When Elizabeth died of pneumonia and a heart attack at age 73 on April 25, 1981, her Michigan obituaries didn't mention diabetes or signal her significance to the Diabetes Community. Actually, I remember reading something in diaTribe written by James Hirsch at one point that Elizabeth had actually gotten ill during a trip overseas and came back with sky-high blood sugars in the 700s. Dr. Whitehouse confirmed all of that from memory, connecting dots that her pneumonia led to blood sugar craziness and eventually, well. It's all history, and her diabetes wasn't something she wore on her sleeve like so many do now. It wasn't until years later her family even started mentioning it and talking about it openly.
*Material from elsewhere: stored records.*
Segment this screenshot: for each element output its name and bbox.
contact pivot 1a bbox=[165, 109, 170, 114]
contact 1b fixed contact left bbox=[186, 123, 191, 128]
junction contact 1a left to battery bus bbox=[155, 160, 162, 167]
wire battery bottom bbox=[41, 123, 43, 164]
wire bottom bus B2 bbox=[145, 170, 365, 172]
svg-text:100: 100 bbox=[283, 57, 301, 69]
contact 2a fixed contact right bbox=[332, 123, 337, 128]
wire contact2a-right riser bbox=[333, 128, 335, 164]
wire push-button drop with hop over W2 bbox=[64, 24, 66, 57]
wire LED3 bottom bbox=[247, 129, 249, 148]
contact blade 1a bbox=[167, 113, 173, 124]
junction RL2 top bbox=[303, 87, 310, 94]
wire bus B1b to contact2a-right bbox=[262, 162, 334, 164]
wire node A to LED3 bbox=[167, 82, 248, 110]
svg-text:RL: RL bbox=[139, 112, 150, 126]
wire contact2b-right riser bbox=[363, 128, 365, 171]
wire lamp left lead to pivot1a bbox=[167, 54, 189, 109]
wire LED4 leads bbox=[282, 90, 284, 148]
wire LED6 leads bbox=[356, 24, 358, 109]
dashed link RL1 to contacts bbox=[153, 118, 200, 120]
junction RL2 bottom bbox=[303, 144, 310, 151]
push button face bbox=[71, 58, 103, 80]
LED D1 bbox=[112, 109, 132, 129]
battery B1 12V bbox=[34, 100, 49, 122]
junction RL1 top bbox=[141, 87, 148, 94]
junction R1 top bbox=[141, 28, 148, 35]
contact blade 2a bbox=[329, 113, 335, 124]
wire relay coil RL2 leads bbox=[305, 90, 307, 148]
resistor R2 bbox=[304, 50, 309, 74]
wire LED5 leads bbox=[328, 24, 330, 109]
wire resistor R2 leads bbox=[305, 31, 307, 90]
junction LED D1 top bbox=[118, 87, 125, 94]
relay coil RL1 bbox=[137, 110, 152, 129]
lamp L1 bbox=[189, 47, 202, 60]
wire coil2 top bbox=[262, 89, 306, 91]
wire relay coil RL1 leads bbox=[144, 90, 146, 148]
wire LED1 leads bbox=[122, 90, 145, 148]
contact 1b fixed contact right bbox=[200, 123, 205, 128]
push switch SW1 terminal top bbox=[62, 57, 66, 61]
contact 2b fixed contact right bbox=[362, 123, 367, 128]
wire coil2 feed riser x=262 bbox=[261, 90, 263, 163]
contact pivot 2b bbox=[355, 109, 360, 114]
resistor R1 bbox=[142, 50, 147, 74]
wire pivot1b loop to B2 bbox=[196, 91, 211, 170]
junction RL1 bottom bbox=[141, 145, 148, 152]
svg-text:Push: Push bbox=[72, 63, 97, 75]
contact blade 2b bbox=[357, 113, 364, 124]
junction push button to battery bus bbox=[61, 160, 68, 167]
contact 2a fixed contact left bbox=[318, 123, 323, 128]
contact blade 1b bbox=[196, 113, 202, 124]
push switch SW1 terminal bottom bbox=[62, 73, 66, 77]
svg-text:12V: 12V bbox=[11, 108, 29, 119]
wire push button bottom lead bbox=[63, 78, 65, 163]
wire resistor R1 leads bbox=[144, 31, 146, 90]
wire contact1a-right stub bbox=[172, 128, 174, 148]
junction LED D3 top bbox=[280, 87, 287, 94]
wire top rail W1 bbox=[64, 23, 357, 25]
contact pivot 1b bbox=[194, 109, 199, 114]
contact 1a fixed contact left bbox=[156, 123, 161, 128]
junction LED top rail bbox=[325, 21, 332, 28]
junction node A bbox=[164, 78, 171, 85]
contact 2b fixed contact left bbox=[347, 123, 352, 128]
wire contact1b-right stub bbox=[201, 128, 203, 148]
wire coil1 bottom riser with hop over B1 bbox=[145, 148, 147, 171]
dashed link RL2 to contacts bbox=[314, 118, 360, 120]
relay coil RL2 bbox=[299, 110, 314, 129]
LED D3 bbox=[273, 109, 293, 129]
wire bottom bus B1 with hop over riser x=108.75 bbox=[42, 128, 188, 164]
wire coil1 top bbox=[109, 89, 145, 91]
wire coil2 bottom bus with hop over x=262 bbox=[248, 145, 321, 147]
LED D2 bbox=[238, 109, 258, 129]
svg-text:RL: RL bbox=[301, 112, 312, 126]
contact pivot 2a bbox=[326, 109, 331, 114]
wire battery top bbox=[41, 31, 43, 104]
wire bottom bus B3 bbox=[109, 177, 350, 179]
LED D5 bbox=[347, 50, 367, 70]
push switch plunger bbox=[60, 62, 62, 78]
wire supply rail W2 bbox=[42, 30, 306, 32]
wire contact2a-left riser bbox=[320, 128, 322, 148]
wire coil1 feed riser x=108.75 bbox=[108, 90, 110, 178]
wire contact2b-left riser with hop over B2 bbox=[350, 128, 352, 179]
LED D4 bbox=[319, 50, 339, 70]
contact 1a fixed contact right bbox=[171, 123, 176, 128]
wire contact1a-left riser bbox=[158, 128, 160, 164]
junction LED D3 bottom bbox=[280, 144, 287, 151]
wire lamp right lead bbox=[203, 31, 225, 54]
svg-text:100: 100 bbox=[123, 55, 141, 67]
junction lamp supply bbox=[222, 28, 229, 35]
Still, Dr. Whitehouse describes as really a "remarkable woman" who did what she did to live successfully with diabetes, regardless of how much or little she talked openly about it. She set the standard for how generations lived and managed their conditions from the very start in 1922, and created the foundation for living successfully.
Just as we celebrate those who've accomplished their dreams despite diabetes, from driving race cars to climbing mountains and swimming or skiing in the Olympics, Elizabeth was one of the first to reach that dream of living a "normal" life. We owe so much to her, and to Leonard.
Of course, to Dr. Banting and all those who set in motion what happened 90 years ago.
Now, we just need to make sure everyone has access to insulin when they need it. That becomes our mission that we can hopefully do something about by the time we reach the 100-year anniversary.